What It Means for Investors
Hedge fund performance is often seen as a barometer for the health of active management. The strong first half suggests that skilled managers are finding ways to add value beyond simply tracking the market. However, hedge funds typically charge high fees — often 2% of assets and 20% of profits — which can eat into returns for investors.
For ordinary investors, the key takeaway is not to chase hedge fund returns directly, but to understand that diversification and disciplined stock selection can pay off. The sectors that drove hedge fund gains — health care, tech, and energy — are areas that many retail investors can access through low-cost exchange-traded funds (ETFs) or mutual funds.
Investors should also note that hedge fund performance can be volatile. The strong first half does not guarantee continued gains, especially if market conditions shift. Central bank policy, inflation data, and corporate earnings will all play a role in the second half of the year.
In related news, Asia markets showed mixed performance recently, with South Korea tumbling while Singapore hit a record on bank gains, highlighting the regional divergence that hedge funds may be exploiting.

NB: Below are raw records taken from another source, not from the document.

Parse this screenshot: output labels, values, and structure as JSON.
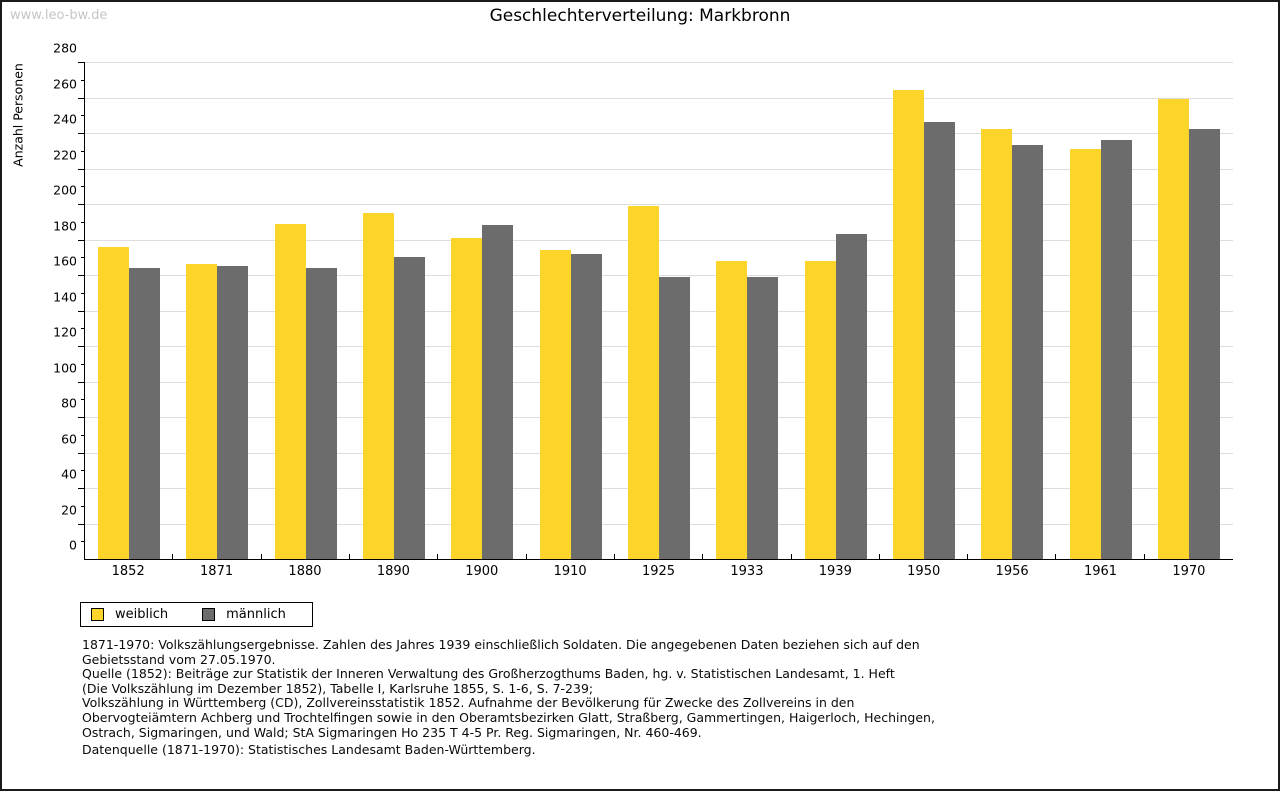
{
  "watermark": "www.leo-bw.de",
  "title": "Geschlechterverteilung: Markbronn",
  "colors": {
    "weiblich": "#fdd42a",
    "maennlich": "#6c6c6c",
    "gridline": "#dddddd",
    "axis": "#000000",
    "watermark": "#c6c6c6"
  },
  "chart_data": {
    "type": "bar",
    "title": "Geschlechterverteilung: Markbronn",
    "ylabel": "Anzahl Personen",
    "xlabel": "",
    "ylim": [
      0,
      280
    ],
    "ytick_step": 20,
    "yminor_step": 10,
    "grid": true,
    "legend_position": "bottom-left",
    "categories": [
      "1852",
      "1871",
      "1880",
      "1890",
      "1900",
      "1910",
      "1925",
      "1933",
      "1939",
      "1950",
      "1956",
      "1961",
      "1970"
    ],
    "series": [
      {
        "name": "weiblich",
        "color": "#fdd42a",
        "values": [
          176,
          166,
          189,
          195,
          181,
          174,
          199,
          168,
          168,
          264,
          242,
          231,
          259
        ]
      },
      {
        "name": "männlich",
        "color": "#6c6c6c",
        "values": [
          164,
          165,
          164,
          170,
          188,
          172,
          159,
          159,
          183,
          246,
          233,
          236,
          242
        ]
      }
    ]
  },
  "legend": {
    "items": [
      {
        "label": "weiblich",
        "color": "#fdd42a"
      },
      {
        "label": "männlich",
        "color": "#6c6c6c"
      }
    ]
  },
  "notes": {
    "lines": [
      "1871-1970: Volkszählungsergebnisse. Zahlen des Jahres 1939 einschließlich Soldaten. Die angegebenen Daten beziehen sich auf den",
      "Gebietsstand vom 27.05.1970.",
      "Quelle (1852): Beiträge zur Statistik der Inneren Verwaltung des Großherzogthums Baden, hg. v. Statistischen Landesamt, 1. Heft",
      "(Die Volkszählung im Dezember 1852), Tabelle I, Karlsruhe 1855, S. 1-6, S. 7-239;",
      "Volkszählung in Württemberg (CD), Zollvereinsstatistik 1852. Aufnahme der Bevölkerung für Zwecke des Zollvereins in den",
      "Obervogteiämtern Achberg und Trochtelfingen sowie in den Oberamtsbezirken Glatt, Straßberg, Gammertingen, Haigerloch, Hechingen,",
      "Ostrach, Sigmaringen, und Wald; StA Sigmaringen Ho 235 T 4-5 Pr. Reg. Sigmaringen, Nr. 460-469."
    ],
    "datenquelle": "Datenquelle (1871-1970): Statistisches Landesamt Baden-Württemberg."
  }
}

Meanwhile, DHL lifted its 2026 profit target after a strong second quarter, showing that corporate optimism is spreading beyond the tech sector.
For those watching currency markets, the PBOC set its strongest yuan fix since February 2023, signaling a line under currency weakness that could impact global trade and hedge fund strategies.
Looking Ahead
Investors will be watching whether hedge funds can sustain their momentum into the second half of the year. Key factors include the Federal Reserve's interest rate decisions, corporate earnings season, and any shifts in market leadership. If the rally broadens beyond tech stocks, stockpickers may find even more opportunities.
For now, the data from PivotalPath and Goldman Sachs provides a clear snapshot: hedge funds are having their best year in over a decade, and the stockpickers leading the charge are proving that active management can still deliver outsized returns.